Pelo coletivo e na igreja, conversam sobre os principais desafios da comunidade, como infraestrutura urbana e educação. “Como a gente está falando de favela, a gente precisa de letramento racial. Havia pessoas que não se enxergavam como pretas, vendo como se fosse algo negativo. A comunidade é preta, 90% pelo menos”. A jornalista comunitária entende que a desinformação é um desafio permanente que precisa ser enfrentado.
Outro enfrentamento à desinformação é realizado pelo Coletivo Bereia, no Rio de Janeiro. O projeto nasceu das pesquisas realizadas na Universidade Federal do Rio de Janeiro (UFRJ), a partir de 2016, quando se observava a circulação de desinformação em ambientes religiosos, especificamente cristãos e evangélicos, na área da saúde. O coletivo conta com 17 voluntários e produz cerca de 12 reportagens por mês.
“Com a pesquisa, nós ficamos muito surpreendidos com os resultados com um alto número de circulação de conteúdo falso, enganoso, em grupos religiosos. E ficamos alarmados”, disse a editora geral Magali Cunha. Ela é doutora em Ciências da Comunicação e pesquisadora do Instituto de Estudos da Religião (Iser).

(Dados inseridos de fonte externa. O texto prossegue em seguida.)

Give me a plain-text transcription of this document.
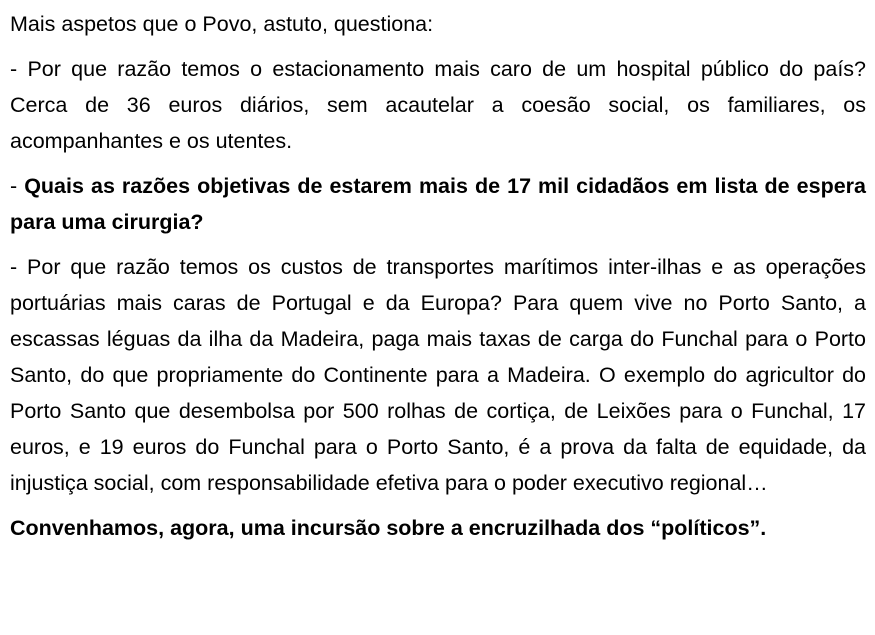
Mais aspetos que o Povo, astuto, questiona:

- Por que razão temos o estacionamento mais caro de um hospital público do país? Cerca de 36 euros diários, sem acautelar a coesão social, os familiares, os acompanhantes e os utentes.

- Quais as razões objetivas de estarem mais de 17 mil cidadãos em lista de espera para uma cirurgia?

- Por que razão temos os custos de transportes marítimos inter-ilhas e as operações portuárias mais caras de Portugal e da Europa? Para quem vive no Porto Santo, a escassas léguas da ilha da Madeira, paga mais taxas de carga do Funchal para o Porto Santo, do que propriamente do Continente para a Madeira. O exemplo do agricultor do Porto Santo que desembolsa por 500 rolhas de cortiça, de Leixões para o Funchal, 17 euros, e 19 euros do Funchal para o Porto Santo, é a prova da falta de equidade, da injustiça social, com responsabilidade efetiva para o poder executivo regional…

Convenhamos, agora, uma incursão sobre a encruzilhada dos “políticos”.
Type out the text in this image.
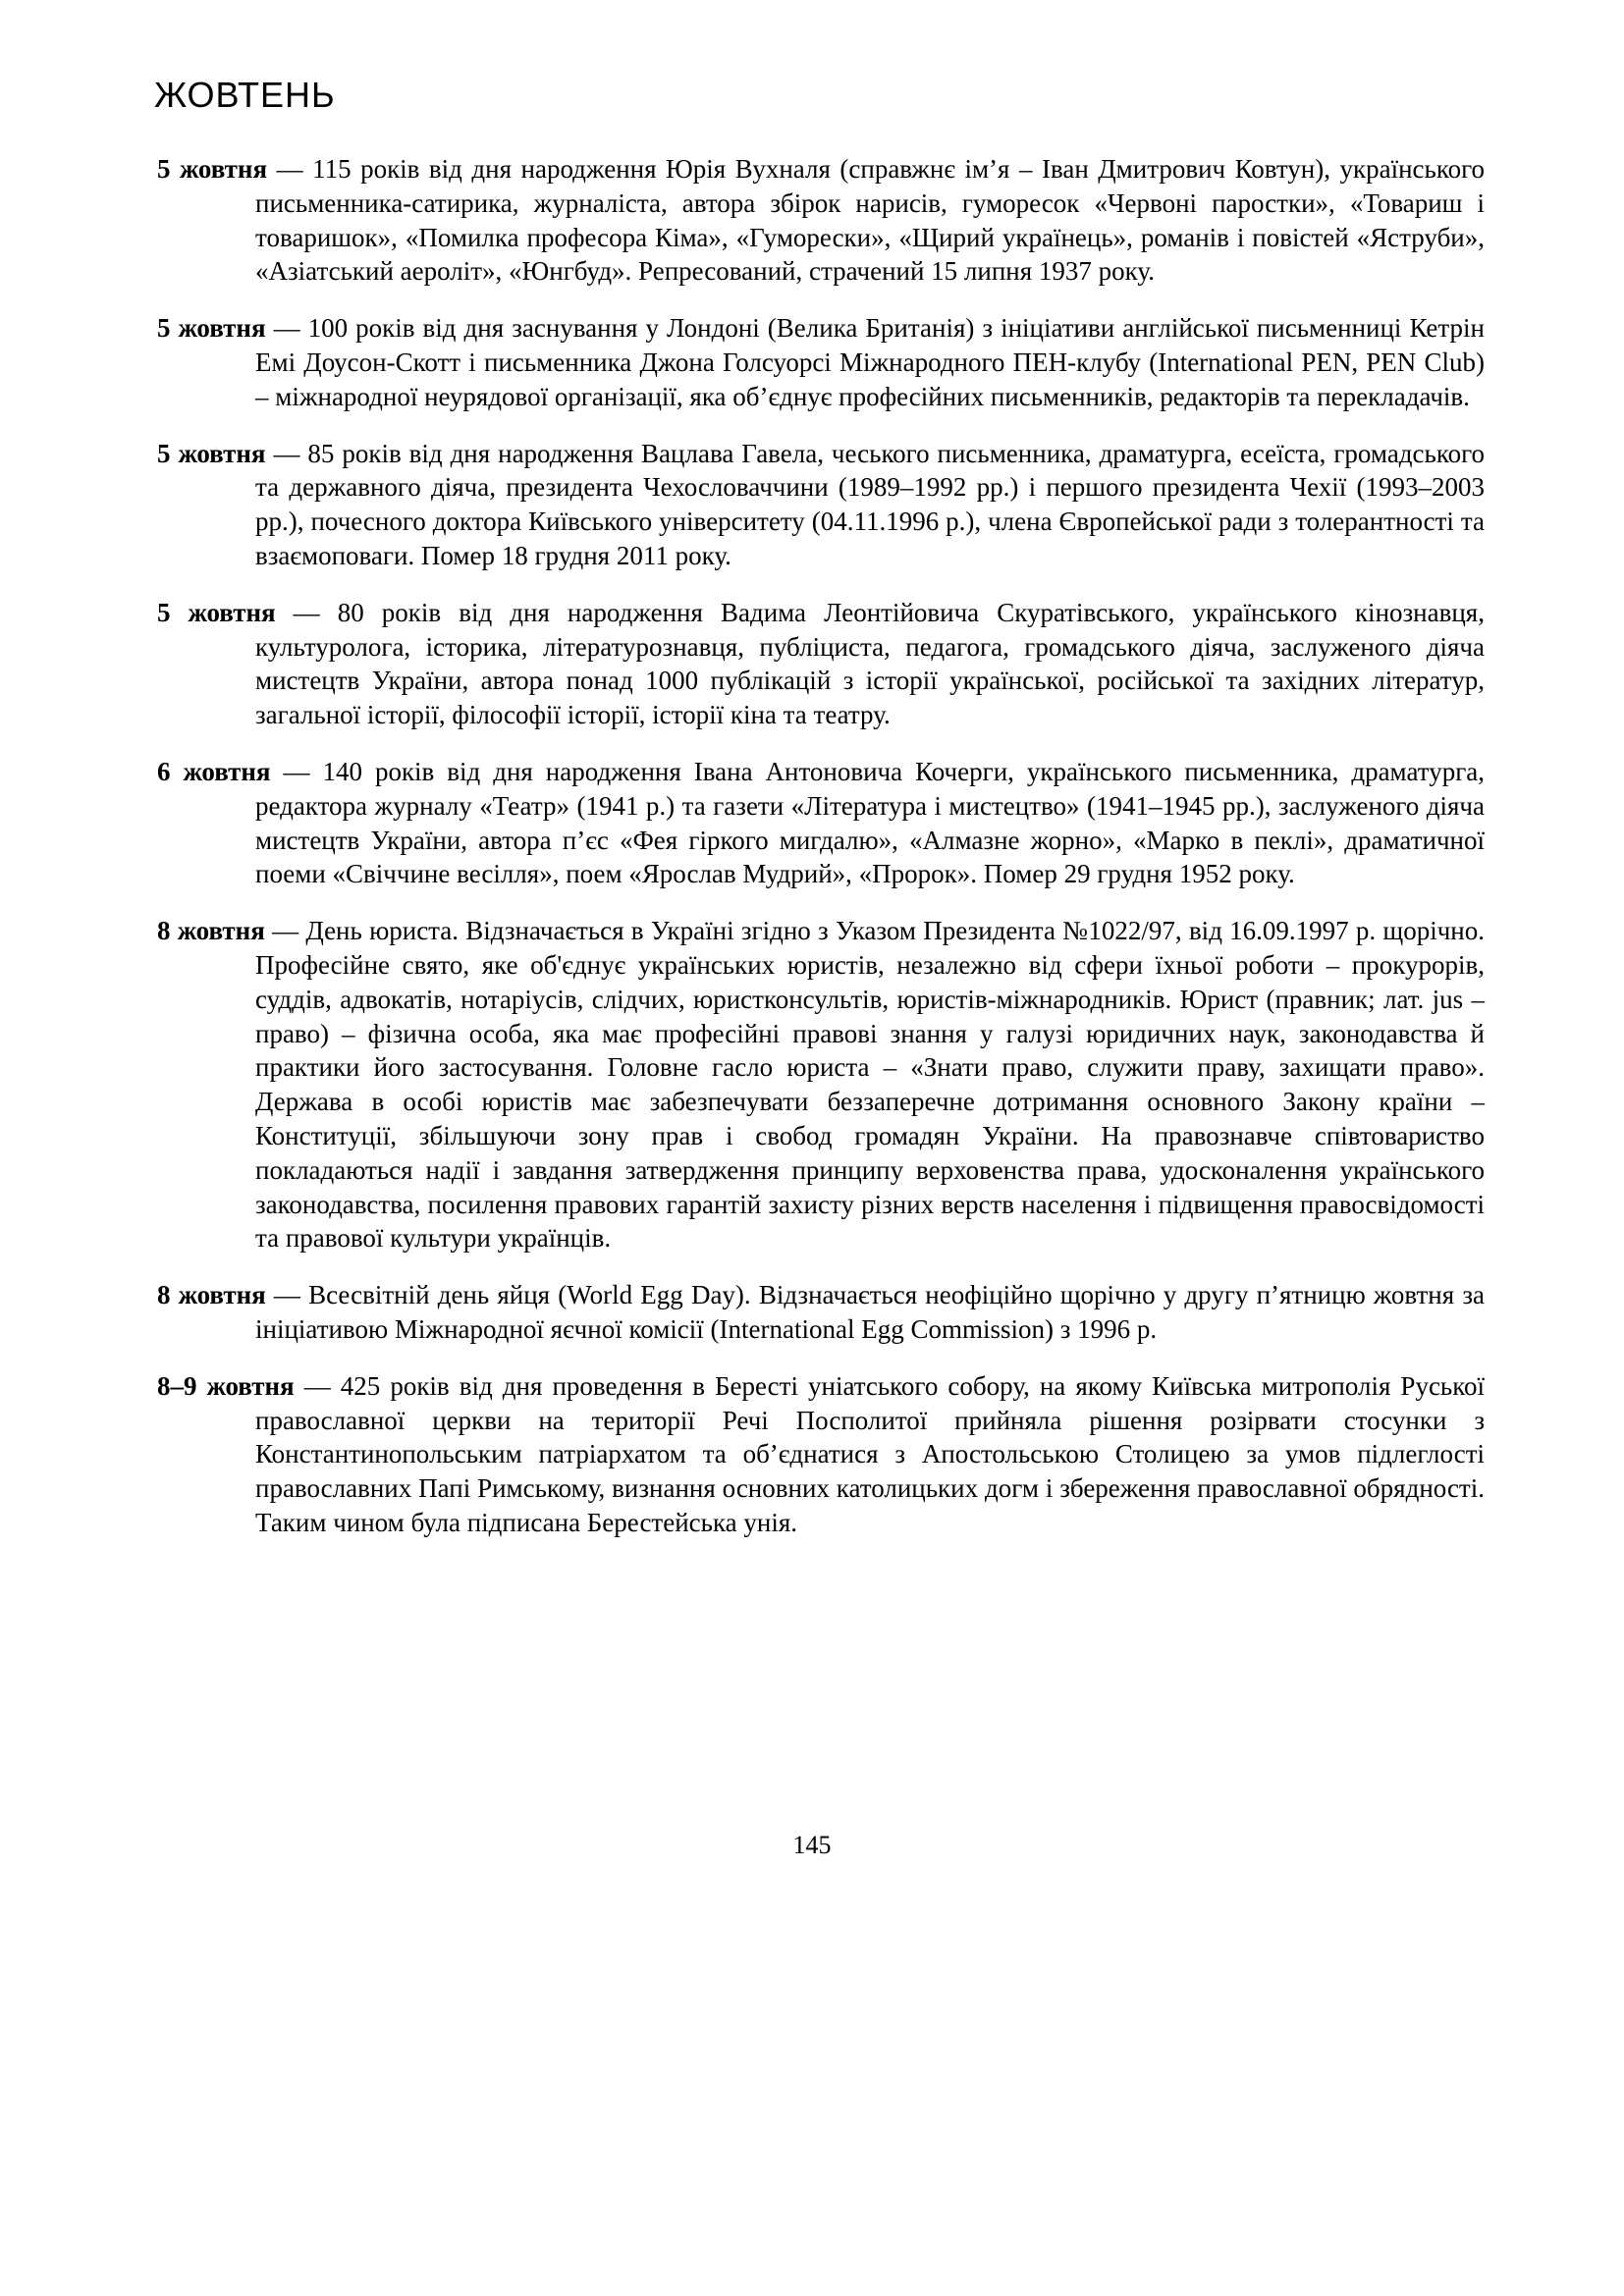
ЖОВТЕНЬ

5 жовтня — 115 років від дня народження Юрія Вухналя (справжнє ім’я – Іван Дмитрович Ковтун), українського письменника-сатирика, журналіста, автора збірок нарисів, гуморесок «Червоні паростки», «Товариш і товаришок», «Помилка професора Кіма», «Гуморески», «Щирий українець», романів і повістей «Яструби», «Азіатський аероліт», «Юнгбуд». Репресований, страчений 15 липня 1937 року.

5 жовтня — 100 років від дня заснування у Лондоні (Велика Британія) з ініціативи англійської письменниці Кетрін Емі Доусон-Скотт і письменника Джона Голсуорсі Міжнародного ПЕН-клубу (International PEN, PEN Club) – міжнародної неурядової організації, яка об’єднує професійних письменників, редакторів та перекладачів.

5 жовтня — 85 років від дня народження Вацлава Гавела, чеського письменника, драматурга, есеїста, громадського та державного діяча, президента Чехословаччини (1989–1992 рр.) і першого президента Чехії (1993–2003 рр.), почесного доктора Київського університету (04.11.1996 р.), члена Європейської ради з толерантності та взаємоповаги. Помер 18 грудня 2011 року.

5 жовтня — 80 років від дня народження Вадима Леонтійовича Скуратівського, українського кінознавця, культуролога, історика, літературознавця, публіциста, педагога, громадського діяча, заслуженого діяча мистецтв України, автора понад 1000 публікацій з історії української, російської та західних літератур, загальної історії, філософії історії, історії кіна та театру.

6 жовтня — 140 років від дня народження Івана Антоновича Кочерги, українського письменника, драматурга, редактора журналу «Театр» (1941 р.) та газети «Література і мистецтво» (1941–1945 рр.), заслуженого діяча мистецтв України, автора п’єс «Фея гіркого мигдалю», «Алмазне жорно», «Марко в пеклі», драматичної поеми «Свіччине весілля», поем «Ярослав Мудрий», «Пророк». Помер 29 грудня 1952 року.

8 жовтня — День юриста. Відзначається в Україні згідно з Указом Президента №1022/97, від 16.09.1997 р. щорічно. Професійне свято, яке об'єднує українських юристів, незалежно від сфери їхньої роботи – прокурорів, суддів, адвокатів, нотаріусів, слідчих, юристконсультів, юристів-міжнародників. Юрист (правник; лат. jus – право) – фізична особа, яка має професійні правові знання у галузі юридичних наук, законодавства й практики його застосування. Головне гасло юриста – «Знати право, служити праву, захищати право». Держава в особі юристів має забезпечувати беззаперечне дотримання основного Закону країни – Конституції, збільшуючи зону прав і свобод громадян України. На правознавче співтовариство покладаються надії і завдання затвердження принципу верховенства права, удосконалення українського законодавства, посилення правових гарантій захисту різних верств населення і підвищення правосвідомості та правової культури українців.

8 жовтня — Всесвітній день яйця (World Egg Day). Відзначається неофіційно щорічно у другу п’ятницю жовтня за ініціативою Міжнародної яєчної комісії (International Egg Commission) з 1996 р.

8–9 жовтня — 425 років від дня проведення в Бересті уніатського собору, на якому Київська митрополія Руської православної церкви на території Речі Посполитої прийняла рішення розірвати стосунки з Константинопольським патріархатом та об’єднатися з Апостольською Столицею за умов підлеглості православних Папі Римському, визнання основних католицьких догм і збереження православної обрядності. Таким чином була підписана Берестейська унія.

145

A partir disso, pesquisadores em jornalismo resolveram criar o projeto, que inspirado em agências de checagem no Brasil, buscaram se dedicar especificamente à circulação em grupos de igrejas. O Bereia foi criado em 2019 com trabalho voluntário.
“O trabalho é feito com um respeito muito grande, justamente identificando que os grupos religiosos são os maiores alvos da desinformação que circula com mais intensidade. Buscamos fazer prestação de serviço a esses grupos, para que eles possam perceber como se tornam alvos da indústria da desinformação”, explica a editora e pesquisadora.
De outra forma, a pesquisadora em teologia e pastora Wall Moraes, de 65 anos de idade, de Brasília, tem atuado também para reduzir os processos de desinformação. Ela fez parte da criação do programa Superando a História Única que tem por objetivo dar visibilidade social a pastoras e pastores com olhar afirmativo e inclusivo. “Esse programa foi fundamental porque nós recebemos vários retornos de protestantes progressistas que estavam em regiões onde estavam sendo atacados por suas visões”.
Para ela, o principal desafio pós-pandemia é orientar para o fato que os púlpitos de organizações religiosas não sejam utilizados com viés político-partidário e também que espalhem desinformações, levando em conta que pesquisas mostram que pessoas pretas de periferia são mais afetados e por isso precisam não serem vítimas de mentiras que circulam.
A pesquisadora adianta que um grupo inter-religioso, do qual ela faz parte, está elaborando uma cartilha de orientação a membros de qualquer igreja. Esse material abordará temas como a tolerância religiosa e a conduta para buscar informações de qualidade. A previsão é que o lançamento seja no dia 30 de novembro.